Belzhar by Meg Wolitzer

Belzhar by Meg Wolitzer

Author:Meg Wolitzer
Language: eng
Format: epub, mobi
Publisher: Penguin Group US
Published: 2014-09-08T16:00:00+00:00


CHAPTER

13

AT THANKSGIVING DINNER, OVER AN ENORMOUS turkey and various kinds of goat cheese, Griffin’s dad raises a glass to me. “There’s one person in particular who I’m thankful for. Our guest, Jam,” he says. “She was heroic.”

“It was nothing, I do it all the time,” I joke.

Griffin knocks his glass against the others, but he doesn’t smile. After the meal, his mom insists she has the kitchen covered and sends us off. I want to go see Myrtle and her kid, who Mrs. Foley has named Frankie. Reluctantly, Griffin comes with me. In the barn, I crouch down to pet the now cleaned-up buck, who, astonishingly, can already stand and walk, while Griffin stays to the side.

I assume his aloofness is because of the fire. But you’d think he’d be cheered up even a little by seeing the baby goat doing so well. Finally he asks me, “Are you done?” and we leave the barn.

• • •

By the next morning, the snow has stopped, and after Griffin takes care of some jobs around the farm, he suggests we go cross-country skiing. I’ve never done it before, but it turns out not to be as hard as I’d thought. He leads the way across broad white spaces and a frozen lake. Together our skis move back and forth, making identical quiet sounds out here in the open. It seems as if no one is around for miles. Being outside in the wildly white, silent day with Griffin, even after having barely slept the night before, is somehow bracing—I think that's the word. When the grounds narrow and he moves ahead of me, I see how graceful he is on these skis.

Then, back at the house, he prepares some cocoa in a little copper pan with a cinnamon stick thrown in. “Mexican style,” he calls it, and we take our mugs over to the fire and play a round of the card game Bullshit. His parents are off in the barn, and we have the place to ourselves for a while. Our faces are warm and flushed as we slap down cards on a small, scuffed table.

Without thinking I say, “Your dad told me about the fire.”

He looks up from his hand of cards. “Nice going, Dad,” he says.

“Well, I’m glad he told me. It’s this huge, awful thing that happened to you.”

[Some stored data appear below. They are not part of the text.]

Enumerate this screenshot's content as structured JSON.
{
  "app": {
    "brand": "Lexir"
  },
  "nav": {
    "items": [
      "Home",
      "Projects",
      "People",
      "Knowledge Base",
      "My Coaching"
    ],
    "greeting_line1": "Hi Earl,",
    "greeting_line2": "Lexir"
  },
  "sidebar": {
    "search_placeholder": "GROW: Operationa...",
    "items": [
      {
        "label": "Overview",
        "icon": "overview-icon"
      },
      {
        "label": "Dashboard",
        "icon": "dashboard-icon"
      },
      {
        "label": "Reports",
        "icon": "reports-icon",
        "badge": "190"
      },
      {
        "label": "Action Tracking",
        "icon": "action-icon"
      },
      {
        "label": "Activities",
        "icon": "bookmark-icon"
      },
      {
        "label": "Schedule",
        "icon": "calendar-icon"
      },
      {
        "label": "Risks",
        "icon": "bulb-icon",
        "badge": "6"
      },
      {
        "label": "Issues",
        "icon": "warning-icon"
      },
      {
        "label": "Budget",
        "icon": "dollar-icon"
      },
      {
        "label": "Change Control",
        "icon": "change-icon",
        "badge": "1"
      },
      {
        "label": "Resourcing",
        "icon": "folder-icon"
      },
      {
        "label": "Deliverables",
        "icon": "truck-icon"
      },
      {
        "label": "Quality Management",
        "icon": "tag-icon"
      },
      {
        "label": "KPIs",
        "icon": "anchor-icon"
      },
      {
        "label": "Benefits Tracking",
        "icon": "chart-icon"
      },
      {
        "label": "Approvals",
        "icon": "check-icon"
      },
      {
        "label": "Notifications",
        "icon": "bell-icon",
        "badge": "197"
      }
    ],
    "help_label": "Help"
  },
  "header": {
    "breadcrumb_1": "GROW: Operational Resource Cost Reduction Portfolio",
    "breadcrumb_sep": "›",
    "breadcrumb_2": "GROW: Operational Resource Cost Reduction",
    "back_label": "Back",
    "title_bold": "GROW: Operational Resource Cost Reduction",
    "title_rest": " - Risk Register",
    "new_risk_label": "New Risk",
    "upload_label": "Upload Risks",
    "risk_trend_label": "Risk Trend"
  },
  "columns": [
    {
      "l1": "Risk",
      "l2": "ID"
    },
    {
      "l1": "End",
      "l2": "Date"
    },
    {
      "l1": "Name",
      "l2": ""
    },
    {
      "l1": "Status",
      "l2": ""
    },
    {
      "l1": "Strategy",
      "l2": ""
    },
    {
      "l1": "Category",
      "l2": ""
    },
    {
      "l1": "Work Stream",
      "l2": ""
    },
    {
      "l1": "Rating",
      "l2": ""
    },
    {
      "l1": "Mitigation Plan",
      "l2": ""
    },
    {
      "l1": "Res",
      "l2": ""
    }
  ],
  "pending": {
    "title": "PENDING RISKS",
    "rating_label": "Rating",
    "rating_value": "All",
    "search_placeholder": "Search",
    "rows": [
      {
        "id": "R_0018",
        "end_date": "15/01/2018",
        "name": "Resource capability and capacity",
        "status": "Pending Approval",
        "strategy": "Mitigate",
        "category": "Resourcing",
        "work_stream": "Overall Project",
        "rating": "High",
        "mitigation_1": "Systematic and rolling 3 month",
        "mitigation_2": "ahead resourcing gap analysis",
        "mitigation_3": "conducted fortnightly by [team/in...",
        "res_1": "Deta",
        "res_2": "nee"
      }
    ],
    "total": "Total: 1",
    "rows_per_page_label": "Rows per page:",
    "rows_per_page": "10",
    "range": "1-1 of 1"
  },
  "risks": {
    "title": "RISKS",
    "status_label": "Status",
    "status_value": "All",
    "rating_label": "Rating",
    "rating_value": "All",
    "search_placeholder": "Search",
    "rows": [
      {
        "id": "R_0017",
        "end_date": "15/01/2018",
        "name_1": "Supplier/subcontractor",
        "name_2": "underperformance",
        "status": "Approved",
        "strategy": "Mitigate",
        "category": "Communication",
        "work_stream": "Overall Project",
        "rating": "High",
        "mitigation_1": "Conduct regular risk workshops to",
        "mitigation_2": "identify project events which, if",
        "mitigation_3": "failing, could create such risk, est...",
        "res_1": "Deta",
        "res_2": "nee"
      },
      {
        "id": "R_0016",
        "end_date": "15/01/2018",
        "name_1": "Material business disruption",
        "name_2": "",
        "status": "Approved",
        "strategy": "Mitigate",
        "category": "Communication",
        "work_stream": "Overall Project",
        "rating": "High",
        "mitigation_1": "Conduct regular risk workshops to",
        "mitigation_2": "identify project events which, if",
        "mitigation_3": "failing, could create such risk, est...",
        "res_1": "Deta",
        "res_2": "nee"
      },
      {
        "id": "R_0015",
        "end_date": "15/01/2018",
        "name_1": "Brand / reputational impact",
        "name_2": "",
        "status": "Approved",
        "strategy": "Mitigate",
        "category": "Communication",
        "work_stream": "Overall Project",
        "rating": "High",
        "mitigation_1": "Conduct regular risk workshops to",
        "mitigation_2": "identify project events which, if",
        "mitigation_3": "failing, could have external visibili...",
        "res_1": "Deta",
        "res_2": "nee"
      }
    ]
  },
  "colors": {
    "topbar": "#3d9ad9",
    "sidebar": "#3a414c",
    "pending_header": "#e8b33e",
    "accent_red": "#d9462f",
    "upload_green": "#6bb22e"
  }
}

“Not everything should be talked about.”

“If you do want to talk about it,” I say, “I’d like to hear.”

“Why, so you can get all the gory details and discuss it with Sierra back at school?” says Griffin.

“Hardly.”

“What happened was my friend Alby came over early that night,” he says, his tone flat. “And we got high in the barn, and I guess at the end he must’ve tossed the joint. Did my dad tell you that?”

I try not to react to this. “No,” I say. “I didn’t know.”

“Well, now you do.” He slaps down a card. “And in the middle of the night I heard my parents shouting, and I ran outside to the barn.